Now when they describe things the company is actually doing that are anti-consumer then I think they are doing their job. If drivers are actually attacking passengers then of course it should be reported and the company should take action to investigate and discipline the drivers if they are guilty.

No argument here, I agree with your paragraph.

Comment Re:There's not a lot to say, this is scummy (Score 1) 299

> That is all great and dandy, but that has nothing to do with trying to find dirt in journalists' personal life.

The journalists sure don't mind digging into theirs...

Journalists are supposed to report things, and in the case of high-profile cases, behavior within the confines and image of the business that could be construed as problematic, questionable and/or sexist.

Uber could simply choose to file a defamation suit if it has what it needs to prove a defamation took place. Companies, like individuals, can choose how to act according to the validity of their arguments or counter-arguments (or they can act like 4th graders.)

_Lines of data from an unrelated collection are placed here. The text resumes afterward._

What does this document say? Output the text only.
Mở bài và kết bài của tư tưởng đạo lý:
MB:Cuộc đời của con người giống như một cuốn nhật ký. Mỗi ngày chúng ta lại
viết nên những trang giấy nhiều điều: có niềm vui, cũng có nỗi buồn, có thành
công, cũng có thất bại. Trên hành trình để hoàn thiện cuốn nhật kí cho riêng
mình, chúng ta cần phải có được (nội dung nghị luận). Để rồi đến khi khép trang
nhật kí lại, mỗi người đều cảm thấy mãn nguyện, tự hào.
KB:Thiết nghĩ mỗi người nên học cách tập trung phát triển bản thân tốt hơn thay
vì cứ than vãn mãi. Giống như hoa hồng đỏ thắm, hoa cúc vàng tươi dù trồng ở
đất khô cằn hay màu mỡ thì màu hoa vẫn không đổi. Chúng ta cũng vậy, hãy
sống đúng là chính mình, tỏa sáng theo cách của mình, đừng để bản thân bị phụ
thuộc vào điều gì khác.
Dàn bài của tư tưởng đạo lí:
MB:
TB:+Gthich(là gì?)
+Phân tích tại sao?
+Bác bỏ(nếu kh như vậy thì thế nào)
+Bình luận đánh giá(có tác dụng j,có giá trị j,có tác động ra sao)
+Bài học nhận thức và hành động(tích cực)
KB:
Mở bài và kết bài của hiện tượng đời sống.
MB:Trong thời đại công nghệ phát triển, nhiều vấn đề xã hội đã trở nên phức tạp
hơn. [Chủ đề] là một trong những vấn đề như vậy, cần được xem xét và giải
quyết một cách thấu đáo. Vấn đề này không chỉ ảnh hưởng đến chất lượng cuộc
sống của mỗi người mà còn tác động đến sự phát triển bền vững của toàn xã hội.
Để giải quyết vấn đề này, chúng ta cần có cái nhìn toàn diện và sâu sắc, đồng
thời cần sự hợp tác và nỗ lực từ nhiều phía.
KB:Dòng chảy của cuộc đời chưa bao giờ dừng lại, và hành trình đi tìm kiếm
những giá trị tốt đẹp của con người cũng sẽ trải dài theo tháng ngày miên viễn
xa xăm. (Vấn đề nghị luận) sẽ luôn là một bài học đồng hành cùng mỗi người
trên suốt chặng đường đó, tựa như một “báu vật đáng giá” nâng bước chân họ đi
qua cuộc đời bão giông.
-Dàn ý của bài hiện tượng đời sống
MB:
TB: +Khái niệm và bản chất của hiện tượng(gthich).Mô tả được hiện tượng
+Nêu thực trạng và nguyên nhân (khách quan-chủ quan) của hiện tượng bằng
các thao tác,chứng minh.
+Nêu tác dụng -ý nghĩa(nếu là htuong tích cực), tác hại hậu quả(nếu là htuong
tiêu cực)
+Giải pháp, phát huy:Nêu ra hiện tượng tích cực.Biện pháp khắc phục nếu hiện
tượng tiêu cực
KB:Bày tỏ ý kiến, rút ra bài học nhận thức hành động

Comment Re:There's not a lot to say, this is scummy (Score 1) 299

what if the digging reveals that they were getting money from cab companies & taxi driver unions? or maybe they have close friends/relatives that own/drive taxis?

In that case that is not personal dirt digging, or digging into a person's personal life. The former has very specific parameters that limit the search towards that which is relevant to the issue at hand. The later is a free-for-all McCarthyan fishing expedition that digs up everything, private sexual lives, problems with in-laws, personality flaws, all stuff that has nothing to do with reporting alleged business bad practices.

We have been there before, we know how that worked out. So why people cab be so obtuse and refuse to see the difference?